Papa de Gaulle
Le monde était devenu fou et la « drôle de guerre » en Europe monopolisait toutes les attentions pour pas grand chose. Il était évident que les hostilités n'iraient pas plus loin.
Quand ils auront des escarres au bonda à force de rester statiques, et des crampes au koko à force de rester sans femme, ils rentreront chez eux. Une fois, ça leur a suffi…
Tous les matins, Papy continuait à se rendre à la pêche. Les dimanches, il continuait à se rendre à Saint-Pierre. Et puis il y eut ce matin... C'était le 10 mai 1940. Papy s'en souvenait parce que ce jour, c'était aussi son anniversaire.
Au Café Zabitan, la radio crachait toujours des airs de biguine, mais l'humeur joviale des habitués avait décliné. Les jeunes gens étaient partis, ne restaient que les anciens, les femmes et les enfants... et Papy puisqu'il était « soutient de famille ».
― Alors, le narguait Samir le Syrien, tu crois toujours que le moustachu est un incapable ?

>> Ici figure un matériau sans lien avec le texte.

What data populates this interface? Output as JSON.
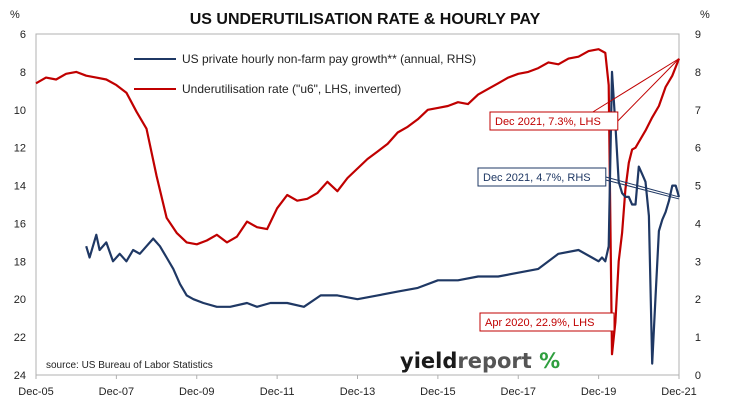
{
  "chart_data": {
    "type": "line",
    "title": "US UNDERUTILISATION RATE & HOURLY PAY",
    "left_unit": "%",
    "right_unit": "%",
    "left_axis": {
      "min": 6,
      "max": 24,
      "inverted": true,
      "ticks": [
        6,
        8,
        10,
        12,
        14,
        16,
        18,
        20,
        22,
        24
      ]
    },
    "right_axis": {
      "min": 0,
      "max": 9,
      "ticks": [
        0,
        1,
        2,
        3,
        4,
        5,
        6,
        7,
        8,
        9
      ]
    },
    "x_axis": {
      "start": "2005-12",
      "end": "2021-12",
      "ticks": [
        "Dec-05",
        "Dec-07",
        "Dec-09",
        "Dec-11",
        "Dec-13",
        "Dec-15",
        "Dec-17",
        "Dec-19",
        "Dec-21"
      ]
    },
    "legend_position": "top-center",
    "gridlines": false,
    "series": [
      {
        "name": "US private hourly non-farm pay growth** (annual, RHS)",
        "axis": "right",
        "color": "#1f3864",
        "points": [
          [
            "2007-03",
            3.4
          ],
          [
            "2007-04",
            3.1
          ],
          [
            "2007-06",
            3.7
          ],
          [
            "2007-07",
            3.3
          ],
          [
            "2007-09",
            3.5
          ],
          [
            "2007-11",
            3.0
          ],
          [
            "2008-01",
            3.2
          ],
          [
            "2008-03",
            3.0
          ],
          [
            "2008-05",
            3.3
          ],
          [
            "2008-07",
            3.2
          ],
          [
            "2008-09",
            3.4
          ],
          [
            "2008-11",
            3.6
          ],
          [
            "2009-01",
            3.4
          ],
          [
            "2009-03",
            3.1
          ],
          [
            "2009-05",
            2.8
          ],
          [
            "2009-07",
            2.4
          ],
          [
            "2009-09",
            2.1
          ],
          [
            "2009-11",
            2.0
          ],
          [
            "2010-02",
            1.9
          ],
          [
            "2010-06",
            1.8
          ],
          [
            "2010-10",
            1.8
          ],
          [
            "2011-03",
            1.9
          ],
          [
            "2011-06",
            1.8
          ],
          [
            "2011-10",
            1.9
          ],
          [
            "2012-03",
            1.9
          ],
          [
            "2012-08",
            1.8
          ],
          [
            "2013-01",
            2.1
          ],
          [
            "2013-06",
            2.1
          ],
          [
            "2013-12",
            2.0
          ],
          [
            "2014-06",
            2.1
          ],
          [
            "2014-12",
            2.2
          ],
          [
            "2015-06",
            2.3
          ],
          [
            "2015-12",
            2.5
          ],
          [
            "2016-06",
            2.5
          ],
          [
            "2016-12",
            2.6
          ],
          [
            "2017-06",
            2.6
          ],
          [
            "2017-12",
            2.7
          ],
          [
            "2018-06",
            2.8
          ],
          [
            "2018-12",
            3.2
          ],
          [
            "2019-06",
            3.3
          ],
          [
            "2019-10",
            3.1
          ],
          [
            "2019-12",
            3.0
          ],
          [
            "2020-01",
            3.1
          ],
          [
            "2020-02",
            3.0
          ],
          [
            "2020-03",
            3.4
          ],
          [
            "2020-04",
            8.0
          ],
          [
            "2020-05",
            6.6
          ],
          [
            "2020-06",
            5.1
          ],
          [
            "2020-07",
            4.8
          ],
          [
            "2020-08",
            4.7
          ],
          [
            "2020-09",
            4.7
          ],
          [
            "2020-10",
            4.5
          ],
          [
            "2020-11",
            4.5
          ],
          [
            "2020-12",
            5.5
          ],
          [
            "2021-01",
            5.3
          ],
          [
            "2021-02",
            5.1
          ],
          [
            "2021-03",
            4.2
          ],
          [
            "2021-04",
            0.3
          ],
          [
            "2021-05",
            2.1
          ],
          [
            "2021-06",
            3.8
          ],
          [
            "2021-07",
            4.1
          ],
          [
            "2021-08",
            4.3
          ],
          [
            "2021-09",
            4.6
          ],
          [
            "2021-10",
            5.0
          ],
          [
            "2021-11",
            5.0
          ],
          [
            "2021-12",
            4.7
          ]
        ]
      },
      {
        "name": "Underutilisation rate (\"u6\", LHS, inverted)",
        "axis": "left",
        "color": "#c00000",
        "points": [
          [
            "2005-12",
            8.6
          ],
          [
            "2006-03",
            8.3
          ],
          [
            "2006-06",
            8.4
          ],
          [
            "2006-09",
            8.1
          ],
          [
            "2006-12",
            8.0
          ],
          [
            "2007-03",
            8.2
          ],
          [
            "2007-06",
            8.3
          ],
          [
            "2007-09",
            8.4
          ],
          [
            "2007-12",
            8.7
          ],
          [
            "2008-03",
            9.1
          ],
          [
            "2008-06",
            10.1
          ],
          [
            "2008-09",
            11.0
          ],
          [
            "2008-12",
            13.5
          ],
          [
            "2009-03",
            15.7
          ],
          [
            "2009-06",
            16.5
          ],
          [
            "2009-09",
            17.0
          ],
          [
            "2009-12",
            17.1
          ],
          [
            "2010-03",
            16.9
          ],
          [
            "2010-06",
            16.6
          ],
          [
            "2010-09",
            17.0
          ],
          [
            "2010-12",
            16.7
          ],
          [
            "2011-03",
            15.9
          ],
          [
            "2011-06",
            16.2
          ],
          [
            "2011-09",
            16.3
          ],
          [
            "2011-12",
            15.2
          ],
          [
            "2012-03",
            14.5
          ],
          [
            "2012-06",
            14.8
          ],
          [
            "2012-09",
            14.7
          ],
          [
            "2012-12",
            14.4
          ],
          [
            "2013-03",
            13.8
          ],
          [
            "2013-06",
            14.3
          ],
          [
            "2013-09",
            13.6
          ],
          [
            "2013-12",
            13.1
          ],
          [
            "2014-03",
            12.6
          ],
          [
            "2014-06",
            12.2
          ],
          [
            "2014-09",
            11.8
          ],
          [
            "2014-12",
            11.2
          ],
          [
            "2015-03",
            10.9
          ],
          [
            "2015-06",
            10.5
          ],
          [
            "2015-09",
            10.0
          ],
          [
            "2015-12",
            9.9
          ],
          [
            "2016-03",
            9.8
          ],
          [
            "2016-06",
            9.6
          ],
          [
            "2016-09",
            9.7
          ],
          [
            "2016-12",
            9.2
          ],
          [
            "2017-03",
            8.9
          ],
          [
            "2017-06",
            8.6
          ],
          [
            "2017-09",
            8.3
          ],
          [
            "2017-12",
            8.1
          ],
          [
            "2018-03",
            8.0
          ],
          [
            "2018-06",
            7.8
          ],
          [
            "2018-09",
            7.5
          ],
          [
            "2018-12",
            7.6
          ],
          [
            "2019-03",
            7.3
          ],
          [
            "2019-06",
            7.2
          ],
          [
            "2019-09",
            6.9
          ],
          [
            "2019-12",
            6.8
          ],
          [
            "2020-02",
            7.0
          ],
          [
            "2020-03",
            8.7
          ],
          [
            "2020-04",
            22.9
          ],
          [
            "2020-05",
            21.2
          ],
          [
            "2020-06",
            18.0
          ],
          [
            "2020-07",
            16.5
          ],
          [
            "2020-08",
            14.2
          ],
          [
            "2020-09",
            12.8
          ],
          [
            "2020-10",
            12.1
          ],
          [
            "2020-11",
            12.0
          ],
          [
            "2020-12",
            11.7
          ],
          [
            "2021-02",
            11.1
          ],
          [
            "2021-04",
            10.4
          ],
          [
            "2021-06",
            9.8
          ],
          [
            "2021-08",
            8.8
          ],
          [
            "2021-10",
            8.2
          ],
          [
            "2021-12",
            7.3
          ]
        ]
      }
    ],
    "annotations": [
      {
        "text": "Dec 2021, 7.3%, LHS",
        "color": "#c00000",
        "series": 1,
        "point": [
          "2021-12",
          7.3
        ]
      },
      {
        "text": "Dec 2021, 4.7%, RHS",
        "color": "#1f3864",
        "series": 0,
        "point": [
          "2021-12",
          4.7
        ]
      },
      {
        "text": "Apr 2020, 22.9%, LHS",
        "color": "#c00000",
        "series": 1,
        "point": [
          "2020-04",
          22.9
        ]
      }
    ],
    "source": "source: US Bureau of Labor Statistics"
  },
  "logo": {
    "part1": "yield",
    "part2": "report",
    "symbol": "%"
  }
}
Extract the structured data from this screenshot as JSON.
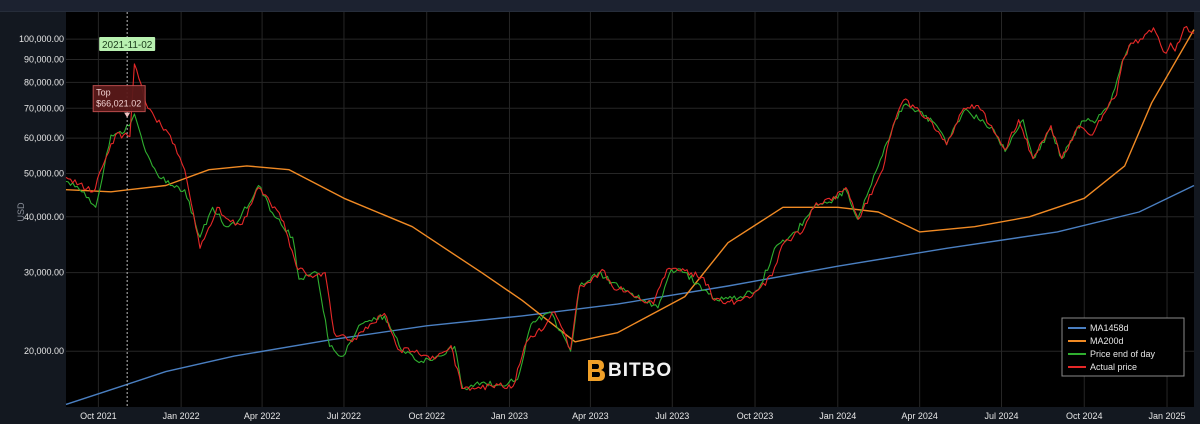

Il n'y avait pas matière à rire et Papy le savait. Il pensa à ses amis, là-bas, réquisitionnés pour cette "drôle de guerre". Une onde glacée le transperça. La mère patrie était piétinée par des bottes clouées, le coq gaulois s'était fait trucider par un aigle de fer, alors non, Papy ne riait pas. En capitulant, la mère patrie avait cédé la place aux lois raciales, le prouvait ce nouveau gouverneur dans son bel uniforme blanc tout passementé de dorures et de médailles, voué au vieux maréchal et qui rêvait de rétablir l'esclavage dans les îles à sucre. En tapinois dans le fond du cellier, Samir le Syrien, Papy, le patron du Café Zabitan et quelques habitués, écoutaient en sourdine la TSF devenue illégale.
― Écoutez ! Il nous appelle, il appelle les Français d'outre-mer. Les Français d'outre-mer, c'est nous ! Il a raison, la France n'est pas seule, elle a ses colonies ! Ah, ce cher Papa de Gaulle, comme je l'embrasserais !
Papy écoutait lui-aussi et ne disait rien. Il pensait...
Il pensait aux paroles d'espoir qu'il venait d'écouter. Il pensait à l'Histoire, à ses ancêtres marrons partis sur des pirogues en gommier, de nuit. Ils se retrouvaient à l'anse Couleuvre et traversaient les mers pour rejoindre Saint-Domingue en fusion. Il se dit qu'avec Lulubelle et son moteur neuf, il pourrait être à la Dominique avant la nuit. Mais il y avait sa famille. Il ne pouvait pas quitter sa famille.
Il acheva sa bouteille de Lorraine * et quitta le café.